Here's the filters again:
In each case assume an input function:
f(t) = f0 sin ωt,
and where the output function is f*(t). In each case I'll explicitly include the time shift to make the filter causal, so I'll represent the output function delayed as f*(t + τ). This is the reason I've changed my definition of τ here: it now represents the half-width of the filter function; a more direct representation of the delay.
I analyzed this before, but with a slightly different form. The result:
f*(t + τ) = 2π f0 sin(ωt) sin(ωτ) / [ωτ (1 ‒ ω²τ²/π²)].

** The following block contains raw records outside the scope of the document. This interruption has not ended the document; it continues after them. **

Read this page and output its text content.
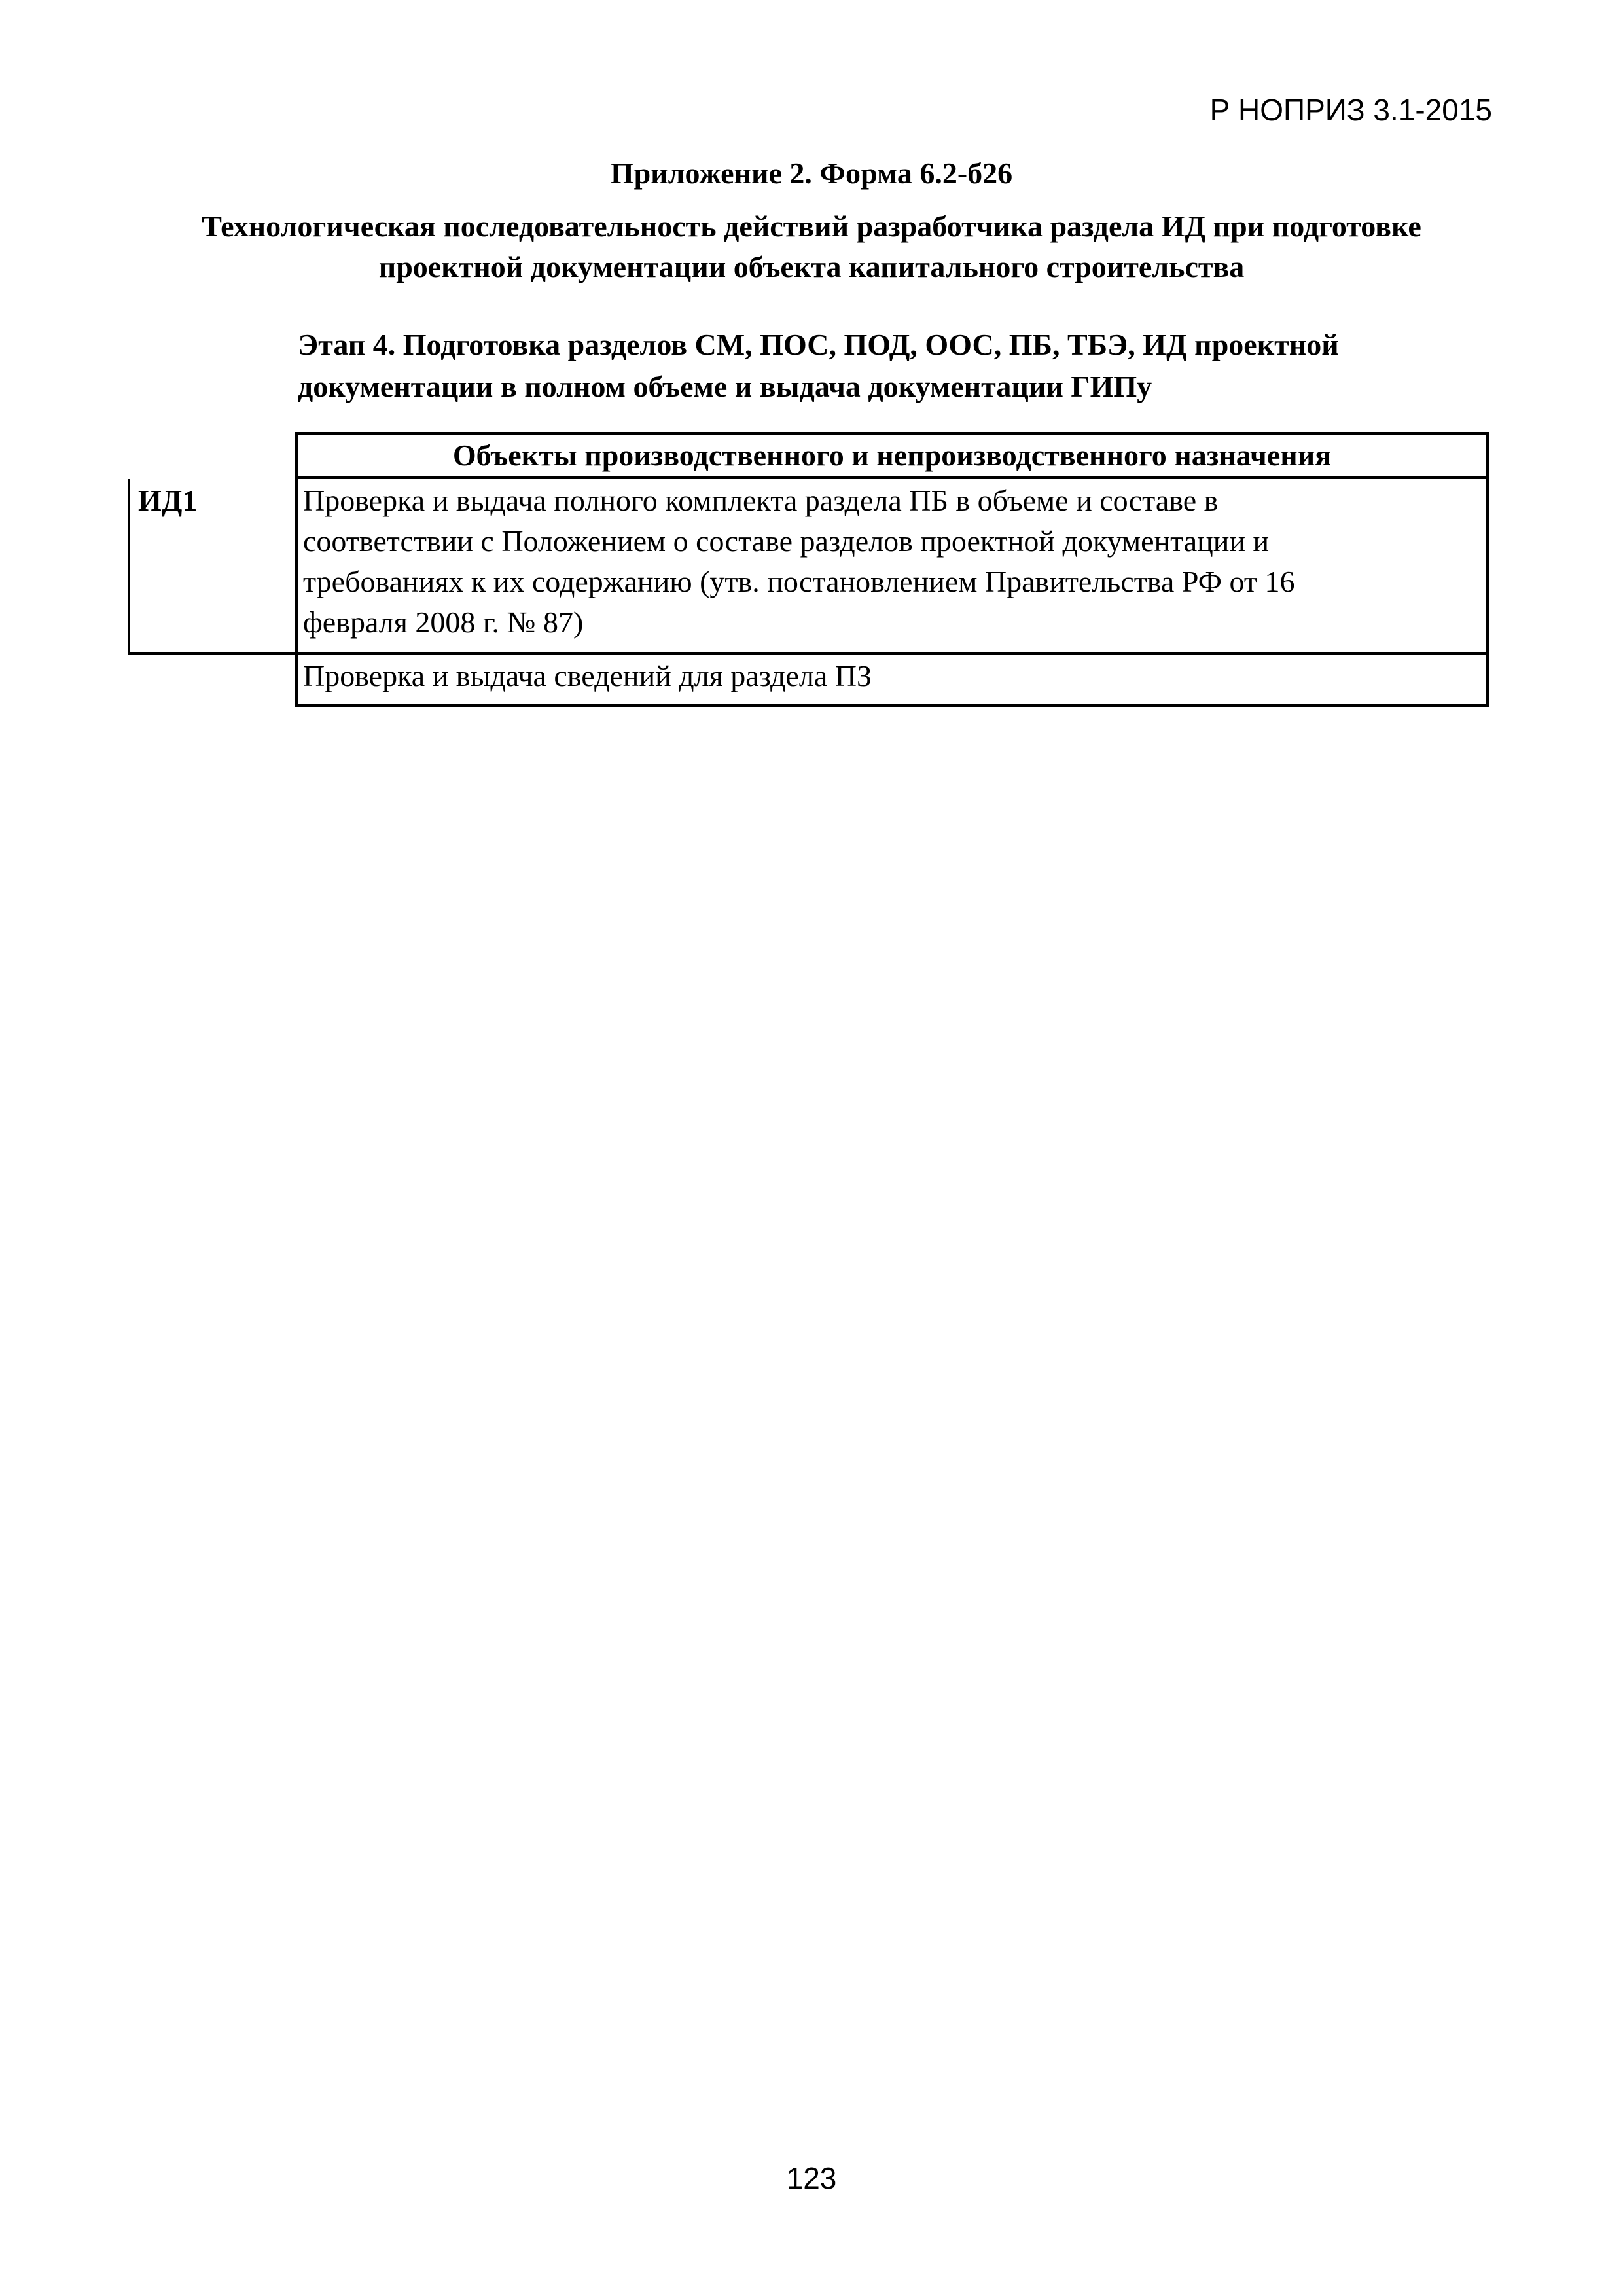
Р НОПРИЗ 3.1-2015
Приложение 2. Форма 6.2-б26
Технологическая последовательность действий разработчика раздела ИД при подготовке
проектной документации объекта капитального строительства
Этап 4. Подготовка разделов СМ, ПОС, ПОД, ООС, ПБ, ТБЭ, ИД проектной
документации в полном объеме и выдача документации ГИПу
Объекты производственного и непроизводственного назначения
ИД1	Проверка и выдача полного комплекта раздела ПБ в объеме и составе в
соответствии с Положением о составе разделов проектной документации и
требованиях к их содержанию (утв. постановлением Правительства РФ от 16
февраля 2008 г. № 87)
Проверка и выдача сведений для раздела ПЗ
123
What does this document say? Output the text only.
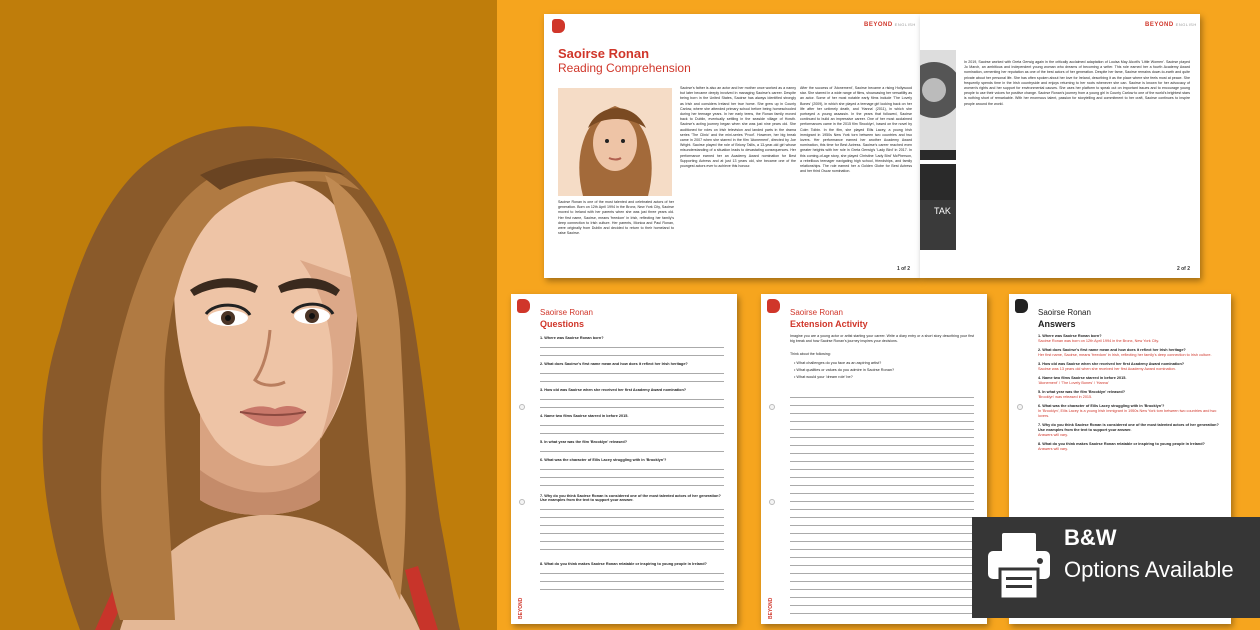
BEYOND ENGLISH
Saoirse Ronan
Reading Comprehension
Saoirse Ronan is one of the most talented and celebrated actors of her generation. Born on 12th April 1994 in the Bronx, New York City, Saoirse moved to Ireland with her parents when she was just three years old. Her first name, Saoirse, means 'freedom' in Irish, reflecting her family's deep connection to Irish culture. Her parents, Monica and Paul Ronan, were originally from Dublin and decided to return to their homeland to raise Saoirse.
Saoirse's father is also an actor and her mother once worked as a nanny but later became deeply involved in managing Saoirse's career. Despite being born in the United States, Saoirse has always identified strongly as Irish and considers Ireland her true home. She grew up in County Carlow, where she attended primary school before being homeschooled during her teenage years. In her early teens, the Ronan family moved back to Dublin, eventually settling in the seaside village of Howth. Saoirse's acting journey began when she was just nine years old. She auditioned for roles on Irish television and landed parts in the drama series 'The Clinic' and the mini-series 'Proof'. However, her big break came in 2007 when she starred in the film 'Atonement', directed by Joe Wright. Saoirse played the role of Briony Tallis, a 13-year-old girl whose misunderstanding of a situation leads to devastating consequences. Her performance earned her an Academy Award nomination for Best Supporting Actress and at just 13 years old, she became one of the youngest actors ever to achieve this honour.
After the success of 'Atonement', Saoirse became a rising Hollywood star. She starred in a wide range of films, showcasing her versatility as an actor. Some of her most notable early films include 'The Lovely Bones' (2009), in which she played a teenage girl looking back on her life after her untimely death, and 'Hanna' (2011), in which she portrayed a young assassin. In the years that followed, Saoirse continued to build an impressive career. One of her most acclaimed performances came in the 2015 film 'Brooklyn', based on the novel by Colm Toibin. In the film, she played Eilis Lacey, a young Irish immigrant in 1950s New York torn between two countries and two lovers. Her performance earned her another Academy Award nomination, this time for Best Actress. Saoirse's career reached even greater heights with her role in Greta Gerwig's 'Lady Bird' in 2017. In this coming-of-age story, she played Christine 'Lady Bird' McPherson, a rebellious teenager navigating high school, friendships, and family relationships. The role earned her a Golden Globe for Best Actress and her third Oscar nomination.
1 of 2
BEYOND ENGLISH
TAK
In 2019, Saoirse worked with Greta Gerwig again in the critically acclaimed adaptation of Louisa May Alcott's 'Little Women'. Saoirse played Jo March, an ambitious and independent young woman who dreams of becoming a writer. This role earned her a fourth Academy Award nomination, cementing her reputation as one of the best actors of her generation. Despite her fame, Saoirse remains down-to-earth and quite private about her personal life. She has often spoken about her love for Ireland, describing it as the place where she feels most at peace. She frequently spends time in the Irish countryside and enjoys returning to her roots whenever she can. Saoirse is known for her advocacy of women's rights and her support for environmental causes. She uses her platform to speak out on important issues and to encourage young people to use their voices for positive change. Saoirse Ronan's journey from a young girl in County Carlow to one of the world's brightest stars is nothing short of remarkable. With her enormous talent, passion for storytelling and commitment to her craft, Saoirse continues to inspire people around the world.
2 of 2
BEYOND
Saoirse Ronan
Questions
1. Where was Saoirse Ronan born?
2. What does Saoirse's first name mean and how does it reflect her Irish heritage?
3. How old was Saoirse when she received her first Academy Award nomination?
4. Name two films Saoirse starred in before 2015.
5. In what year was the film 'Brooklyn' released?
6. What was the character of Eilis Lacey struggling with in 'Brooklyn'?
7. Why do you think Saoirse Ronan is considered one of the most talented actors of her generation? Use examples from the text to support your answer.
8. What do you think makes Saoirse Ronan relatable or inspiring to young people in Ireland?
BEYOND
Saoirse Ronan
Extension Activity
Imagine you are a young actor or artist starting your career. Write a diary entry or a short story describing your first big break and how Saoirse Ronan's journey inspires your decisions.
Think about the following:
• What challenges do you face as an aspiring artist?
• What qualities or values do you admire in Saoirse Ronan?
• What would your 'dream role' be?
Saoirse Ronan
Answers
1. Where was Saoirse Ronan born?
Saoirse Ronan was born on 12th April 1994 in the Bronx, New York City.
2. What does Saoirse's first name mean and how does it reflect her Irish heritage?
Her first name, Saoirse, means 'freedom' in Irish, reflecting her family's deep connection to Irish culture.
3. How old was Saoirse when she received her first Academy Award nomination?
Saoirse was 13 years old when she received her first Academy Award nomination.
4. Name two films Saoirse starred in before 2015.
'Atonement' / 'The Lovely Bones' / 'Hanna'
5. In what year was the film 'Brooklyn' released?
'Brooklyn' was released in 2015.
6. What was the character of Eilis Lacey struggling with in 'Brooklyn'?
In 'Brooklyn', Eilis Lacey is a young Irish immigrant in 1950s New York torn between two countries and two lovers.
7. Why do you think Saoirse Ronan is considered one of the most talented actors of her generation? Use examples from the text to support your answer.
Answers will vary.
8. What do you think makes Saoirse Ronan relatable or inspiring to young people in Ireland?
Answers will vary.
B&W
Options Available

‒3π/2 cos(π/2 Δt/τ) sin(π Δt/τ):
Skipping a bunch of steps in which it's highly likely I made at least one mistake....
f*(t + τ) = f0 cos ωt (6 ωt / [(1 ‒ 4 ω²τ² / π²)(9 ‒ 4 ω²τ² / π²)]) cos ωτ.
2π/3√3 cos(π/2 Δt/τ) cos(3π/2 Δt/τ):
Okay... hoping against hope I did proper bookkeeping here:
f*(t + τ) = f0 sin ωt ((4/√3) ωτ / [(1 ‒ ω²τ² / π²)(4 ‒ ω²τ² / π²)]) sin ωτ.
Let's plot these puppies. I may have a bug in the magnitude, but the shape of the curves should be correct:
So the filters do basically what I wanted. All three attenuate high frequencies proportional to the cube of the frequency. At low frequencies is where the differ. The cosine square filter passes low frequencies. The cosine times sine filter lightly attenuates low frequencies. The cosine-cosine filter strongly cuts off low frequencies: a bit too much, honestly, for most of my applications.
One thing which is curious in that plot is why the red curve is shifted to higher frequencies. Well, it's obvious from the convolution shape that a frequency relatively aligned with the convolution function is going to have the maximal transmission amplitude. This frequency is clearly highest in the cos-cos filter. So if the focus is for a given delay (τ) to get the best suppression of high frequencies, the cos-sin filter is the better choice.
Anyway, enough of that. Hopefully that's all I need to say on filters. Unless I think of something else.